6M.1.FULLSTACKS: Refined User Flows across full stacks¶
This is a large workflow for hundreds of genomic files, and demonstrates how the Full Stacks can share and use data. This is an example of how a real end user might interact with the Data Commons.
What they achieved¶
In this demo:
1. The Full Stacks all have access to the same GTEx whole genome sequencing data and GUIDs for files. 2. The Full Stacks divide up the GTEx whole genome sequencing data such that each Stack will end up processing ~a quarter of the data through the alignment workflow. 3. Full Stacks implement a way of sharing data between stacks. 4. Full Stacks share auth tokens so they can all access the other 3 stacks. 5. Full Stacks actually run their subsets of GTEx CRAMs through TOPMed alignment workflow, then share the outputs with Team Calcium. 6. Team Calcium runs joint variant calling on all re-aligned CRAMs, then shares the results back to Helium, Argon, and Xenon. 7. All four Full Stacks perform different downstream analysis.
Why is this valuable?¶
This workflow shows how a user might interact with the Data Commons.
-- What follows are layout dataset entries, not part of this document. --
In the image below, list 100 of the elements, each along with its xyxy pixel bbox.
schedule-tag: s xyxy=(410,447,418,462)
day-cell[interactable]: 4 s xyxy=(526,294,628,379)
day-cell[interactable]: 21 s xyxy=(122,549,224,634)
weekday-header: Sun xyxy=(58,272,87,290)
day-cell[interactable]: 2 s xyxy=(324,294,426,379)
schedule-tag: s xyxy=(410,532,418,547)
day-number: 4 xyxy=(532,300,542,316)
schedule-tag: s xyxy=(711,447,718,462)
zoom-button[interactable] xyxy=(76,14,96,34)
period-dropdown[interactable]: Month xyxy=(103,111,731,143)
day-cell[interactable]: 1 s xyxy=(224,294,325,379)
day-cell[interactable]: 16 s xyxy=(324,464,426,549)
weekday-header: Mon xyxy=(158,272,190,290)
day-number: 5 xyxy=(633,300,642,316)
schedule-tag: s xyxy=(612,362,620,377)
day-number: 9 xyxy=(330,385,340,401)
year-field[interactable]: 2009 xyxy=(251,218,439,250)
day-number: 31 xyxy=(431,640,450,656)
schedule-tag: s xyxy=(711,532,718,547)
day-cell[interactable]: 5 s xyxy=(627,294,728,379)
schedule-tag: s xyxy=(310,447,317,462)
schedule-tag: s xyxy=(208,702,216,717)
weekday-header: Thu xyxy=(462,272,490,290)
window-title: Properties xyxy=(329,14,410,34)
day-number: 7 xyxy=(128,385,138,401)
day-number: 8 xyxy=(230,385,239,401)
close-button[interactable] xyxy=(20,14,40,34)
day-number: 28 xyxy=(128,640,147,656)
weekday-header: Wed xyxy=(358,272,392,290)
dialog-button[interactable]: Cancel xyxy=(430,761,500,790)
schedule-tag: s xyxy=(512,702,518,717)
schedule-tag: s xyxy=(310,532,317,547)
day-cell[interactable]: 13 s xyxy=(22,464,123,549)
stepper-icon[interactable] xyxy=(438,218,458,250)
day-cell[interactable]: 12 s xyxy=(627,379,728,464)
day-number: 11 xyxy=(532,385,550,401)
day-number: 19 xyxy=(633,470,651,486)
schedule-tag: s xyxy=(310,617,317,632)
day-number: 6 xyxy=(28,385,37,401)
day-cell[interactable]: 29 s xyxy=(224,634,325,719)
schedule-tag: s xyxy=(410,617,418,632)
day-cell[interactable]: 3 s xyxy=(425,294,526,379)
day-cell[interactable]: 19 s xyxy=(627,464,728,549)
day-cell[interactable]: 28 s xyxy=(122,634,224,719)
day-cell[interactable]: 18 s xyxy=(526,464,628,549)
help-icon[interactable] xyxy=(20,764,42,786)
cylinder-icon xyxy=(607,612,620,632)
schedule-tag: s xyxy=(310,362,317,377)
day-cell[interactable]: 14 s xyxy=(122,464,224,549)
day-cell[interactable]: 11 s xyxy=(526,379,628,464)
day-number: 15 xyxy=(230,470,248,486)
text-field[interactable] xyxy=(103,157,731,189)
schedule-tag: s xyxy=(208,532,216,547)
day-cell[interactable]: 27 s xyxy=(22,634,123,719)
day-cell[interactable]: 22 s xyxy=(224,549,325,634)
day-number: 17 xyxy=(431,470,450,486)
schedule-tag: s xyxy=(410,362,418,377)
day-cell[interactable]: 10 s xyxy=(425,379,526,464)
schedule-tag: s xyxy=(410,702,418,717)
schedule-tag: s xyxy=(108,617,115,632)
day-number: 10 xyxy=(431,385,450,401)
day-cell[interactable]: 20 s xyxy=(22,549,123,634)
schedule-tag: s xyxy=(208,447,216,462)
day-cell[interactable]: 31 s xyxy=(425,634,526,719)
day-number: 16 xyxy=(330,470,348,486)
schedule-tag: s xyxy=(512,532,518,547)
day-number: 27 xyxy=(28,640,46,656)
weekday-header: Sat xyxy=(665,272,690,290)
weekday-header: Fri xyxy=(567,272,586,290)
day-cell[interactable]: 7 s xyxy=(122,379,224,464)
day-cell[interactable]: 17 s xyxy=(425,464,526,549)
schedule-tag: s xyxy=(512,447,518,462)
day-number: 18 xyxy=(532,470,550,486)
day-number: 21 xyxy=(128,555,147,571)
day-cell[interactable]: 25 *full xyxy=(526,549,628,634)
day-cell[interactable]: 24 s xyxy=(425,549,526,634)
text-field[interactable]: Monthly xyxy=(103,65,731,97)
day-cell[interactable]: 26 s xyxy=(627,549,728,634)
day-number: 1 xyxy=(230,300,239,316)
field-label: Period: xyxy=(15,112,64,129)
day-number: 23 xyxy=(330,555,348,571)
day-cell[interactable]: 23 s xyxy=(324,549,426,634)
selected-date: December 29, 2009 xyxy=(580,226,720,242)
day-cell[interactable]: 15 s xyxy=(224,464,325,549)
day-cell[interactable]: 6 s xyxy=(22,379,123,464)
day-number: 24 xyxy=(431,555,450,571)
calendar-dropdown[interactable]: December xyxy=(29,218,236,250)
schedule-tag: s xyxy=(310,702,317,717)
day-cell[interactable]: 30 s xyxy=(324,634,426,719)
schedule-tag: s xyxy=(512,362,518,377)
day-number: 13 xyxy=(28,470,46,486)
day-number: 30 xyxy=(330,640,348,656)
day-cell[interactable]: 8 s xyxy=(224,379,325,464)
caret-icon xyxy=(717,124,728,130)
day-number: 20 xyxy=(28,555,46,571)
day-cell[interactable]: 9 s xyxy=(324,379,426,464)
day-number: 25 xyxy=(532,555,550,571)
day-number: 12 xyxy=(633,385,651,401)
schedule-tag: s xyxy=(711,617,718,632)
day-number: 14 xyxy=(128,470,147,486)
One very large dataset, consisting of ~500 whole genome sequences is quickly aligned back to a reference genome by splitting the work across the Full Stacks. Since the Full Stacks have previously demonstrated that they can provide identical results, these alignments can be re-combined and used for joint variant calling on a single stack. Then those variants can be used to do four differing analyses, which are each run on the Full Stack which is specialized to excel in that type of analysis.